Key Responsibilities
- Lead the design, development, and optimization of large-scale data pipelines and infrastructures using technologies like Apache Airflow, Spark, Kafka, and more.
- Architect and implement distributed data processing solutions to handle terabyte-scale datasets and billions of records efficiently across multi-region cloud infrastructure (AWS, GCP, DO).
- Develop and maintain real-time data processing solutions for high-volume data collection operations using technologies like Spark Streaming and Kafka.
- Optimize data storage strategies using technologies such as Amazon S3, HDFS, and Parquet/Avro file formats for efficient querying and cost management.

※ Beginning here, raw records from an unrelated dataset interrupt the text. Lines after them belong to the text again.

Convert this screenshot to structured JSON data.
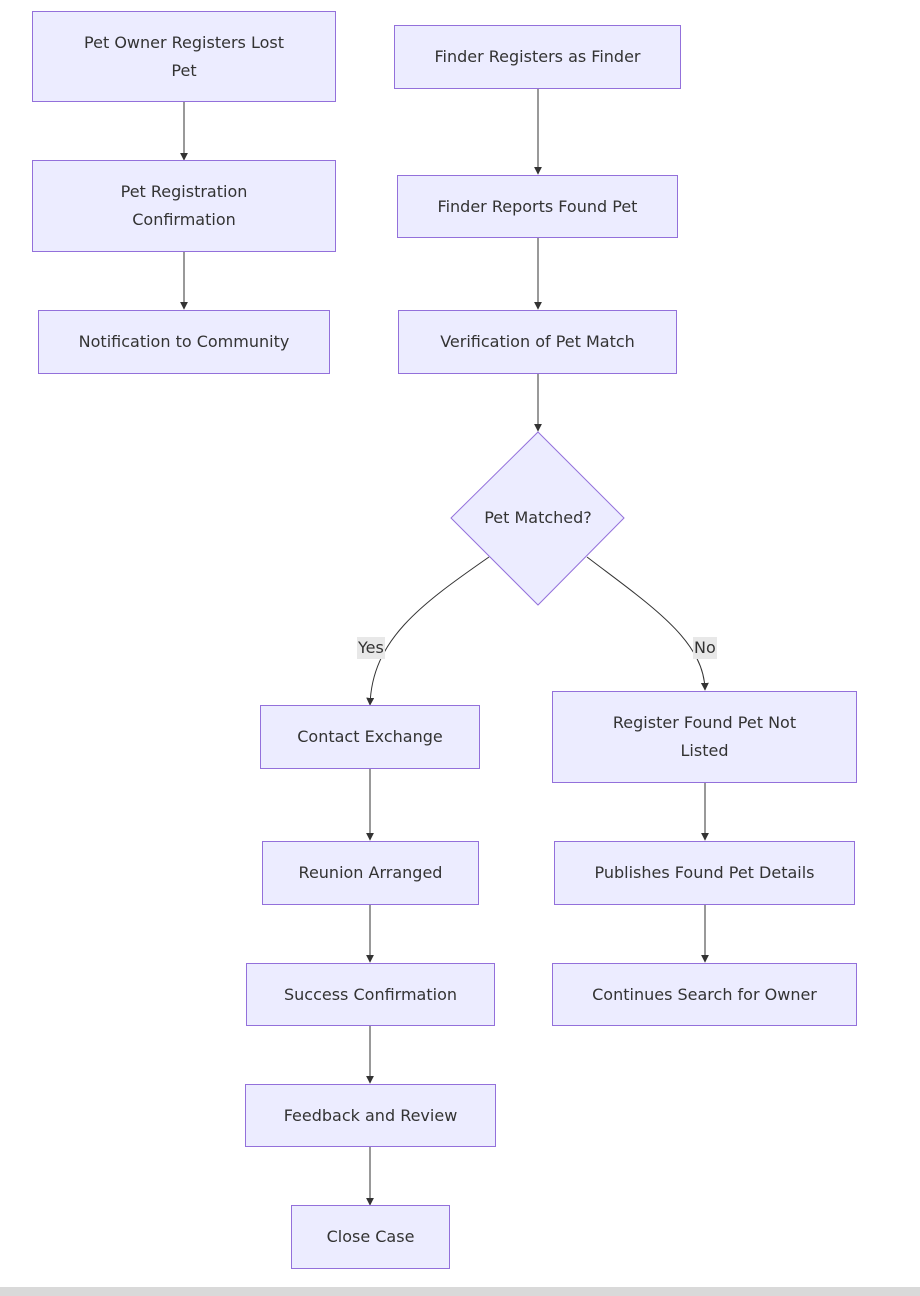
{
  "diagram": {
    "type": "flowchart",
    "colors": {
      "node_fill": "#ececff",
      "node_border": "#9370db",
      "edge": "#333333",
      "label_bg": "#e8e8e8",
      "text": "#333333"
    },
    "nodes": {
      "owner_registers": "Pet Owner Registers Lost Pet",
      "registration_confirm": "Pet Registration Confirmation",
      "notify_community": "Notification to Community",
      "finder_registers": "Finder Registers as Finder",
      "finder_reports": "Finder Reports Found Pet",
      "verification": "Verification of Pet Match",
      "pet_matched": "Pet Matched?",
      "contact_exchange": "Contact Exchange",
      "reunion": "Reunion Arranged",
      "success": "Success Confirmation",
      "feedback": "Feedback and Review",
      "close_case": "Close Case",
      "register_not_listed": "Register Found Pet Not Listed",
      "publishes_details": "Publishes Found Pet Details",
      "continues_search": "Continues Search for Owner"
    },
    "edge_labels": {
      "yes": "Yes",
      "no": "No"
    },
    "edges": [
      [
        "owner_registers",
        "registration_confirm"
      ],
      [
        "registration_confirm",
        "notify_community"
      ],
      [
        "finder_registers",
        "finder_reports"
      ],
      [
        "finder_reports",
        "verification"
      ],
      [
        "verification",
        "pet_matched"
      ],
      [
        "pet_matched",
        "contact_exchange",
        "Yes"
      ],
      [
        "pet_matched",
        "register_not_listed",
        "No"
      ],
      [
        "contact_exchange",
        "reunion"
      ],
      [
        "reunion",
        "success"
      ],
      [
        "success",
        "feedback"
      ],
      [
        "feedback",
        "close_case"
      ],
      [
        "register_not_listed",
        "publishes_details"
      ],
      [
        "publishes_details",
        "continues_search"
      ]
    ]
  }
}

- Build and maintain high-quality ETL pipelines, ensuring robust data collection and transformation processes with a focus on scalability and fault tolerance.

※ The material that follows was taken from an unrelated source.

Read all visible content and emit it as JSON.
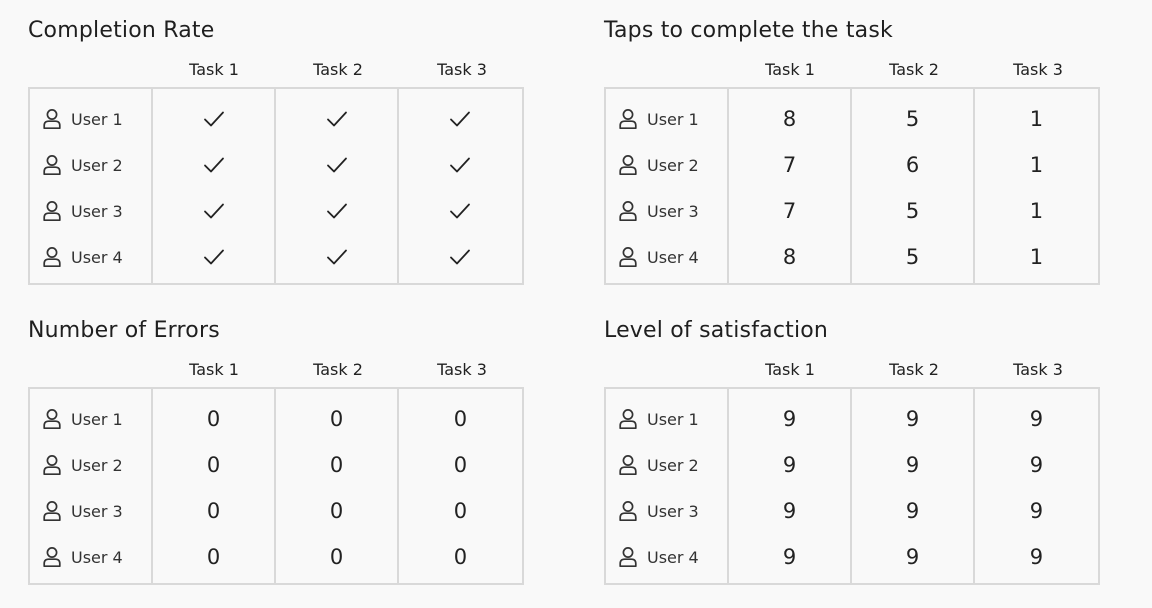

- Collaborate with data analysts, researchers, and cross-functional teams to define and maintain data quality metrics, implement robust data validation, and enforce security best practices.
- Mentor junior engineers (SDE-I) and foster a collaborative, growth-oriented environment.
- Participate in technical discussions, contributing to architectural decisions, and proactively identifying improvements for scalability, performance, and cost-efficiency.
- Ensure application performance monitoring (APM) is in place, utilizing tools like Datadog, New Relic, or similar to proactively monitor and optimize system performance, detect bottlenecks, and ensure system health.
- Implement effective data partitioning strategies and indexing for performance optimization in distributed databases such as DynamoDB, Cassandra, or HBase.
- Stay current with advancements in data engineering, orchestration tools, and emerging cloud technologies, continually enhancing the platform’s capabilities
Qualifications & Experience:
- 4-5+ years of hands-on experience with Apache Airflow and other orchestration tools for managing large-scale workflows and data pipelines.
- Expertise in AWS technologies, Athena, AWS Glue, DynamoDB, Apache Spark, PySpark, SQL, and NoSQL databases.
- Experience in designing and managing distributed data processing systems that scale to terabyte and billion-scale datasets using cloud platforms like AWS, GCP, or Digital Ocean.
- Proficiency in web crawling frameworks, including Node.js, HTTP protocols, Puppeteer, Playwright, and Chromium for large-scale data extraction.
- Experience with monitoring and observability tools such as Grafana, Prometheus, Elasticsearch, and familiarity with monitoring and optimizing resource utilization in distributed systems.
- Strong understanding of infrastructure as code using Terraform, automated CI/CD pipelines with Jenkins, and event-driven architecture with Kafka.
- Experience with data lake architectures and optimizing storage using formats such as Parquet, Avro, or ORC.
- Strong background in optimizing query performance and data processing frameworks (Spark, Flink, or Hadoop) for efficient data processing at scale.
- Knowledge of containerization (Docker, Kubernetes) and orchestration for distributed system deployments.
- Deep experience in designing resilient data systems with a focus on fault tolerance, data replication, and disaster recovery strategies in distributed environments.
- Strong data engineering skills, including ETL pipeline development, stream processing, and distributed systems.
- Excellent problem-solving abilities, with a collaborative mindset and strong communication skills.